C’est la boule au ventre que nous décidons d’appuyer sur la touche commencer la partie. Il me faut quelques minutes pour me faire à l’idée que mon amie est réduite à ces pixels sur l’écran. Je finis par m’y habituer.
Nous commençons le premier niveau qui, d’après ce que j’ai lu, est très facile, mais quand on n’y a jamais joué, tout paraît plus compliqué.
– Jessie, j’ai peur ! crie-t-elle. Tout semble si… si irréel !
À vrai dire, je ne suis pas sereine non plus, mais, ne voulant pas l’inquiéter, je me limite à lui demander de me faire confiance.
Nous progressons dans le jeu, doucement mais sûrement, afin de lui laisser le temps de s’habituer à ce nouvel univers. Après une heure de jeu à surmonter les attaques de monstres, les falaises et les autres nombreux obstacles du premier niveau, nous passons au deuxième.

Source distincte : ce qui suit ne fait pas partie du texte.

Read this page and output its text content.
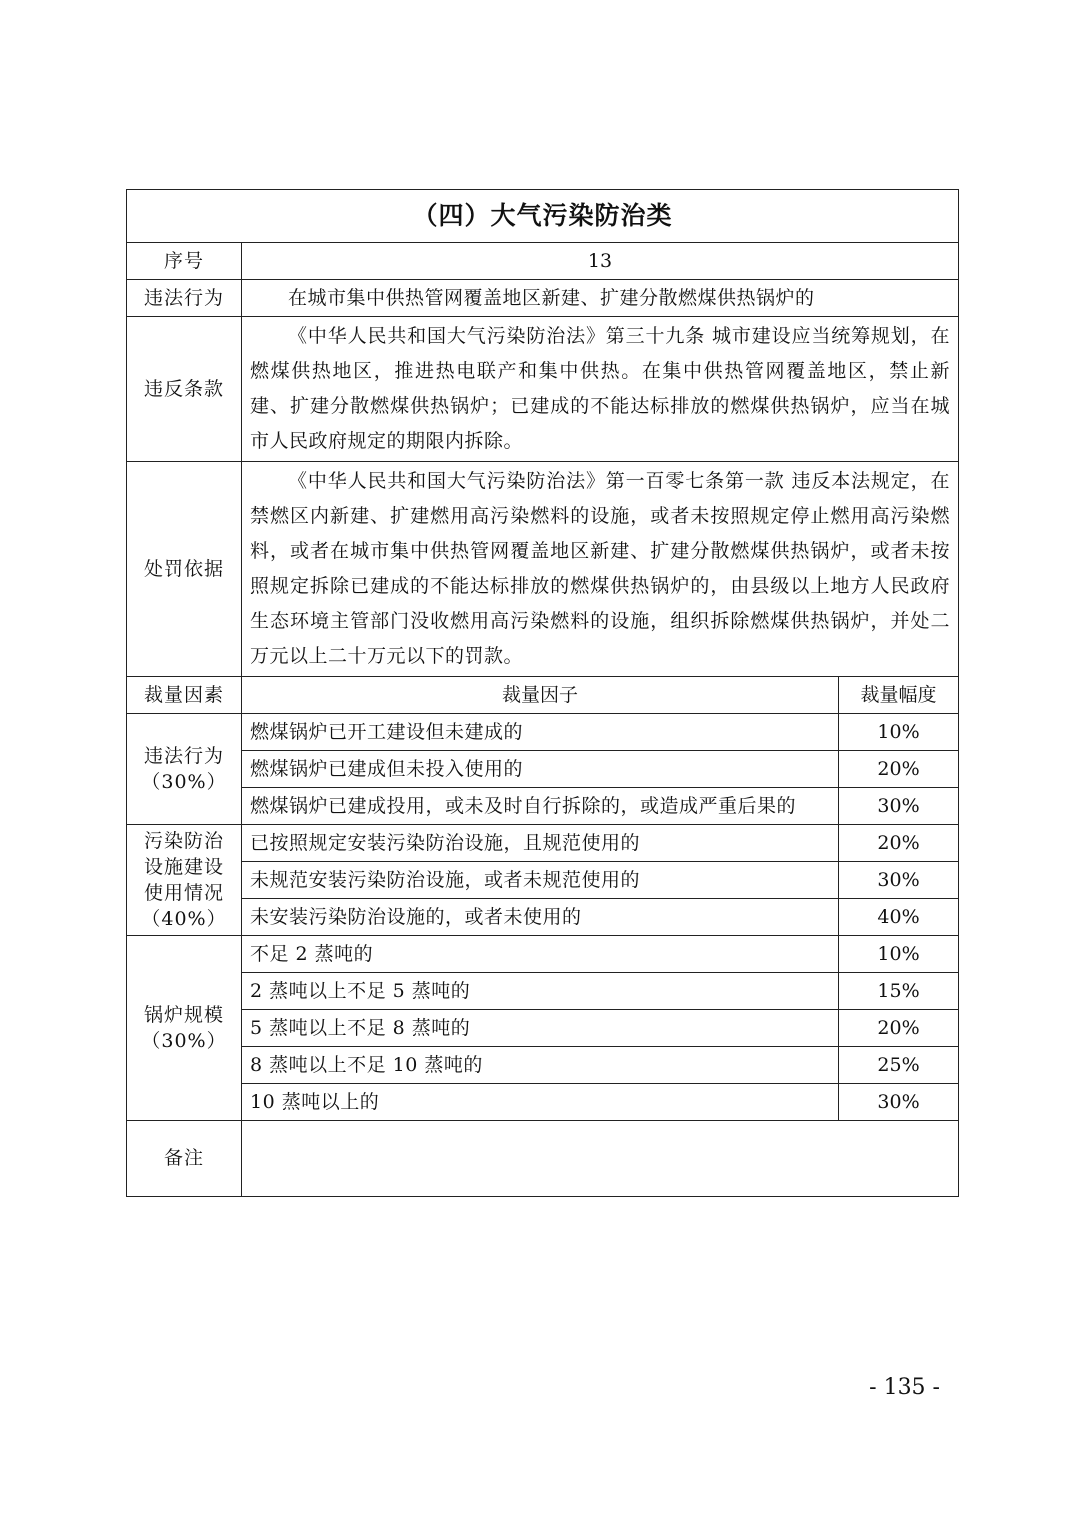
（四）大气污染防治类		
序号	13	
违法行为	在城市集中供热管网覆盖地区新建、扩建分散燃煤供热锅炉的	
违反条款	《中华人民共和国大气污染防治法》第三十九条 城市建设应当统筹规划，在燃煤供热地区，推进热电联产和集中供热。在集中供热管网覆盖地区，禁止新建、扩建分散燃煤供热锅炉；已建成的不能达标排放的燃煤供热锅炉，应当在城市人民政府规定的期限内拆除。	
处罚依据	《中华人民共和国大气污染防治法》第一百零七条第一款 违反本法规定，在禁燃区内新建、扩建燃用高污染燃料的设施，或者未按照规定停止燃用高污染燃料，或者在城市集中供热管网覆盖地区新建、扩建分散燃煤供热锅炉，或者未按照规定拆除已建成的不能达标排放的燃煤供热锅炉的，由县级以上地方人民政府生态环境主管部门没收燃用高污染燃料的设施，组织拆除燃煤供热锅炉，并处二万元以上二十万元以下的罚款。	
裁量因素	裁量因子	裁量幅度

违法行为
（30%）	燃煤锅炉已开工建设但未建成的	10%
	燃煤锅炉已建成但未投入使用的	20%
	燃煤锅炉已建成投用，或未及时自行拆除的，或造成严重后果的	30%

污染防治
设施建设
使用情况
（40%）	已按照规定安装污染防治设施，且规范使用的	20%
	未规范安装污染防治设施，或者未规范使用的	30%
	未安装污染防治设施的，或者未使用的	40%

锅炉规模
（30%）	不足 2 蒸吨的	10%
	2 蒸吨以上不足 5 蒸吨的	15%
	5 蒸吨以上不足 8 蒸吨的	20%
	8 蒸吨以上不足 10 蒸吨的	25%
	10 蒸吨以上的	30%
备注		
- 135 -
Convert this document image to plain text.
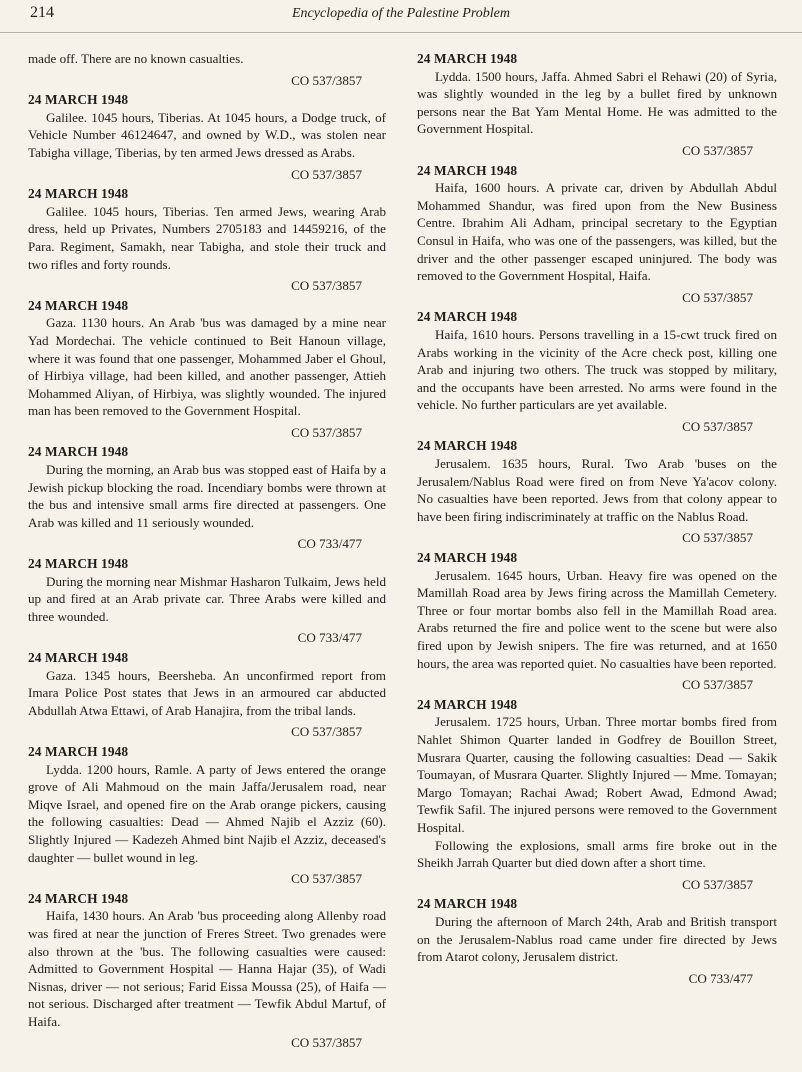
214	Encyclopedia of the Palestine Problem

made off. There are no known casualties.

CO 537/3857
24 MARCH 1948

Galilee. 1045 hours, Tiberias. At 1045 hours, a Dodge truck, of Vehicle Number 46124647, and owned by W.D., was stolen near Tabigha village, Tiberias, by ten armed Jews dressed as Arabs.

CO 537/3857
24 MARCH 1948

Galilee. 1045 hours, Tiberias. Ten armed Jews, wearing Arab dress, held up Privates, Numbers 2705183 and 14459216, of the Para. Regiment, Samakh, near Tabigha, and stole their truck and two rifles and forty rounds.

CO 537/3857
24 MARCH 1948

Gaza. 1130 hours. An Arab 'bus was damaged by a mine near Yad Mordechai. The vehicle continued to Beit Hanoun village, where it was found that one passenger, Mohammed Jaber el Ghoul, of Hirbiya village, had been killed, and another passenger, Attieh Mohammed Aliyan, of Hirbiya, was slightly wounded. The injured man has been removed to the Government Hospital.

CO 537/3857
24 MARCH 1948

During the morning, an Arab bus was stopped east of Haifa by a Jewish pickup blocking the road. Incendiary bombs were thrown at the bus and intensive small arms fire directed at passengers. One Arab was killed and 11 seriously wounded.

CO 733/477
24 MARCH 1948

During the morning near Mishmar Hasharon Tulkaim, Jews held up and fired at an Arab private car. Three Arabs were killed and three wounded.

CO 733/477
24 MARCH 1948

Gaza. 1345 hours, Beersheba. An unconfirmed report from Imara Police Post states that Jews in an armoured car abducted Abdullah Atwa Ettawi, of Arab Hanajira, from the tribal lands.

CO 537/3857
24 MARCH 1948

Lydda. 1200 hours, Ramle. A party of Jews entered the orange grove of Ali Mahmoud on the main Jaffa/Jerusalem road, near Miqve Israel, and opened fire on the Arab orange pickers, causing the following casualties: Dead — Ahmed Najib el Azziz (60). Slightly Injured — Kadezeh Ahmed bint Najib el Azziz, deceased's daughter — bullet wound in leg.

CO 537/3857
24 MARCH 1948

Haifa, 1430 hours. An Arab 'bus proceeding along Allenby road was fired at near the junction of Freres Street. Two grenades were also thrown at the 'bus. The following casualties were caused: Admitted to Government Hospital — Hanna Hajar (35), of Wadi Nisnas, driver — not serious; Farid Eissa Moussa (25), of Haifa — not serious. Discharged after treatment — Tewfik Abdul Martuf, of Haifa.

CO 537/3857
24 MARCH 1948

Lydda. 1500 hours, Jaffa. Ahmed Sabri el Rehawi (20) of Syria, was slightly wounded in the leg by a bullet fired by unknown persons near the Bat Yam Mental Home. He was admitted to the Government Hospital.

CO 537/3857
24 MARCH 1948

Haifa, 1600 hours. A private car, driven by Abdullah Abdul Mohammed Shandur, was fired upon from the New Business Centre. Ibrahim Ali Adham, principal secretary to the Egyptian Consul in Haifa, who was one of the passengers, was killed, but the driver and the other passenger escaped uninjured. The body was removed to the Government Hospital, Haifa.

CO 537/3857
24 MARCH 1948

Haifa, 1610 hours. Persons travelling in a 15-cwt truck fired on Arabs working in the vicinity of the Acre check post, killing one Arab and injuring two others. The truck was stopped by military, and the occupants have been arrested. No arms were found in the vehicle. No further particulars are yet available.

CO 537/3857
24 MARCH 1948

Jerusalem. 1635 hours, Rural. Two Arab 'buses on the Jerusalem/Nablus Road were fired on from Neve Ya'acov colony. No casualties have been reported. Jews from that colony appear to have been firing indiscriminately at traffic on the Nablus Road.

CO 537/3857
24 MARCH 1948

Jerusalem. 1645 hours, Urban. Heavy fire was opened on the Mamillah Road area by Jews firing across the Mamillah Cemetery. Three or four mortar bombs also fell in the Mamillah Road area. Arabs returned the fire and police went to the scene but were also fired upon by Jewish snipers. The fire was returned, and at 1650 hours, the area was reported quiet. No casualties have been reported.

CO 537/3857
24 MARCH 1948

Jerusalem. 1725 hours, Urban. Three mortar bombs fired from Nahlet Shimon Quarter landed in Godfrey de Bouillon Street, Musrara Quarter, causing the following casualties: Dead — Sakik Toumayan, of Musrara Quarter. Slightly Injured — Mme. Tomayan; Margo Tomayan; Rachai Awad; Robert Awad, Edmond Awad; Tewfik Safil. The injured persons were removed to the Government Hospital.

Following the explosions, small arms fire broke out in the Sheikh Jarrah Quarter but died down after a short time.

CO 537/3857
24 MARCH 1948

During the afternoon of March 24th, Arab and British transport on the Jerusalem-Nablus road came under fire directed by Jews from Atarot colony, Jerusalem district.

CO 733/477
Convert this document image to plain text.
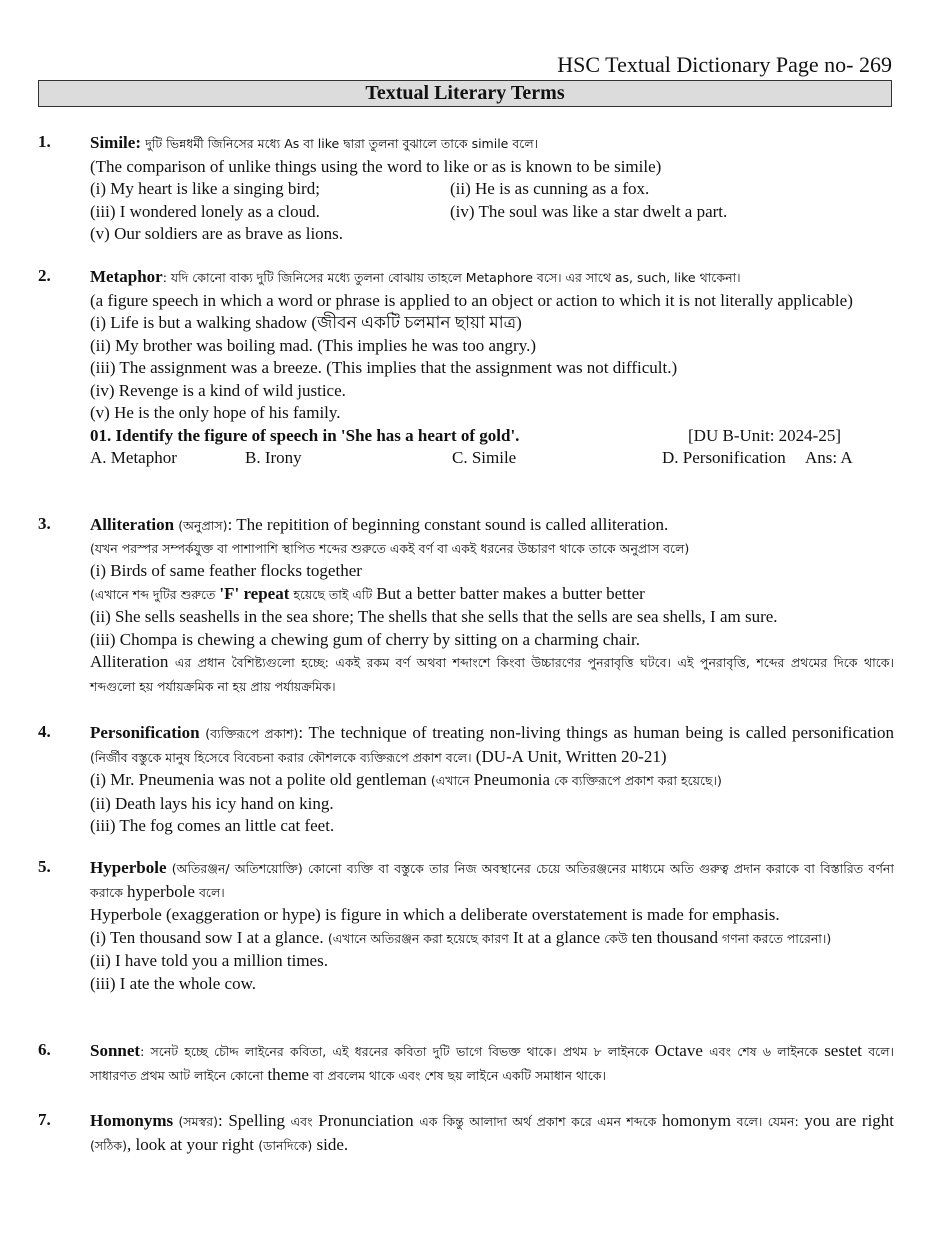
HSC Textual Dictionary Page no- 269
Textual Literary Terms
1.	Simile: দুটি ভিন্নধর্মী জিনিসের মধ্যে As বা like দ্বারা তুলনা বুঝালে তাকে simile বলে।
(The comparison of unlike things using the word to like or as is known to be simile)
(i) My heart is like a singing bird;	(ii) He is as cunning as a fox.
(iii) I wondered lonely as a cloud.	(iv) The soul was like a star dwelt a part.
(v) Our soldiers are as brave as lions.
2.	Metaphor: যদি কোনো বাক্য দুটি জিনিসের মধ্যে তুলনা বোঝায় তাহলে Metaphore বসে। এর সাথে as, such, like থাকেনা।
(a figure speech in which a word or phrase is applied to an object or action to which it is not literally applicable)
(i) Life is but a walking shadow (জীবন একটি চলমান ছায়া মাত্র)
(ii) My brother was boiling mad. (This implies he was too angry.)
(iii) The assignment was a breeze. (This implies that the assignment was not difficult.)
(iv) Revenge is a kind of wild justice.
(v) He is the only hope of his family.
01. Identify the figure of speech in 'She has a heart of gold'.	[DU B-Unit: 2024-25]
A. Metaphor	B. Irony	C. Simile	D. Personification	Ans: A
3.	Alliteration (অনুপ্রাস): The repitition of beginning constant sound is called alliteration.
(যখন পরস্পর সম্পর্কযুক্ত বা পাশাপাশি স্থাপিত শব্দের শুরুতে একই বর্ণ বা একই ধরনের উচ্চারণ থাকে তাকে অনুপ্রাস বলে)
(i) Birds of same feather flocks together
(এখানে শব্দ দুটির শুরুতে 'F' repeat হয়েছে তাই এটি But a better batter makes a butter better
(ii) She sells seashells in the sea shore; The shells that she sells that the sells are sea shells, I am sure.
(iii) Chompa is chewing a chewing gum of cherry by sitting on a charming chair.
Alliteration এর প্রধান বৈশিষ্ট্যগুলো হচ্ছে: একই রকম বর্ণ অথবা শব্দাংশে কিংবা উচ্চারণের পুনরাবৃত্তি ঘটবে। এই পুনরাবৃত্তি, শব্দের প্রথমের দিকে থাকে। শব্দগুলো হয় পর্যায়ক্রমিক না হয় প্রায় পর্যায়ক্রমিক।
4.	Personification (ব্যক্তিরূপে প্রকাশ): The technique of treating non-living things as human being is called personification (নির্জীব বস্তুকে মানুষ হিসেবে বিবেচনা করার কৌশলকে ব্যক্তিরূপে প্রকাশ বলে। (DU-A Unit, Written 20-21)
(i) Mr. Pneumenia was not a polite old gentleman (এখানে Pneumonia কে ব্যক্তিরূপে প্রকাশ করা হয়েছে।)
(ii) Death lays his icy hand on king.
(iii) The fog comes an little cat feet.
5.	Hyperbole (অতিরঞ্জন/ অতিশয়োক্তি) কোনো ব্যক্তি বা বস্তুকে তার নিজ অবস্থানের চেয়ে অতিরঞ্জনের মাধ্যমে অতি গুরুত্ব প্রদান করাকে বা বিস্তারিত বর্ণনা করাকে hyperbole বলে।
Hyperbole (exaggeration or hype) is figure in which a deliberate overstatement is made for emphasis.
(i) Ten thousand sow I at a glance. (এখানে অতিরঞ্জন করা হয়েছে কারণ It at a glance কেউ ten thousand গণনা করতে পারেনা।)
(ii) I have told you a million times.
(iii) I ate the whole cow.
6.	Sonnet: সনেট হচ্ছে চৌদ্দ লাইনের কবিতা, এই ধরনের কবিতা দুটি ভাগে বিভক্ত থাকে। প্রথম ৮ লাইনকে Octave এবং শেষ ৬ লাইনকে sestet বলে। সাধারণত প্রথম আট লাইনে কোনো theme বা প্রবলেম থাকে এবং শেষ ছয় লাইনে একটি সমাধান থাকে।
7.	Homonyms (সমস্বর): Spelling এবং Pronunciation এক কিন্তু আলাদা অর্থ প্রকাশ করে এমন শব্দকে homonym বলে। যেমন: you are right (সঠিক), look at your right (ডানদিকে) side.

Après six heures de jeu, nous avons réussi les quatre premiers niveaux sans perdre de vies. Mais, ai-je lu, tout devient plus complexe à partir du niveau cinq, le dernier et pas le moindre ! Il est intitulé le niveau de la mort tant il semble impossible à franchir.
Cristal et moi sommes épuisées, nous faisons donc une pause.
– Tu es prête pour l’ultime niveau ? Si on le réussit…
– Je suis prête ! s’exclame-t-elle sans me donner le temps de finir ma phrase.
À notre grande surprise, le dernier niveau n’est pas si difficile ; il est même presque plus facile que les autres… Nous nous approchons du but. Toutefois, Cristal et moi n’arrivons pas à comprendre la raison pour laquelle ce niveau contient si peu d’obstacles.
Quand nous finissons, nous avons toujours nos trois vies ! Tout à coup, l’écran devient noir : je ne vois plus et je n’entends plus Cristal pendant quelques minutes.
– Cristal, on a réussi ?
– Oui… Jessie. Mais j’ai dû faire un choix… désolée… m’annonce-t-elle, la voix tremblante.
Je ne prête pas vraiment attention à ce qu’elle dit, concentrée sur le fait que nous avons réussi et que je vais enfin la retrouver. Mais soudain, je me sens partir, je m’endors…
Je me réveille quelques minutes plus tard dans un endroit inconnu, mais qui me semble familier. Il ne me faut que quelques instants pour comprendre ce qui vient de se produire.
– C’était donc ça, le fameux choix…
Depuis ce monde fait de graphismes, dans lequel je suis désormais emprisonnée, je peux apercevoir Cristal de l’autre côté de l’écran.
Avant de quitter la pièce, elle jette un dernier coup d’œil à l’écran sur lequel est affiché en grandes lettres : GAME OVER.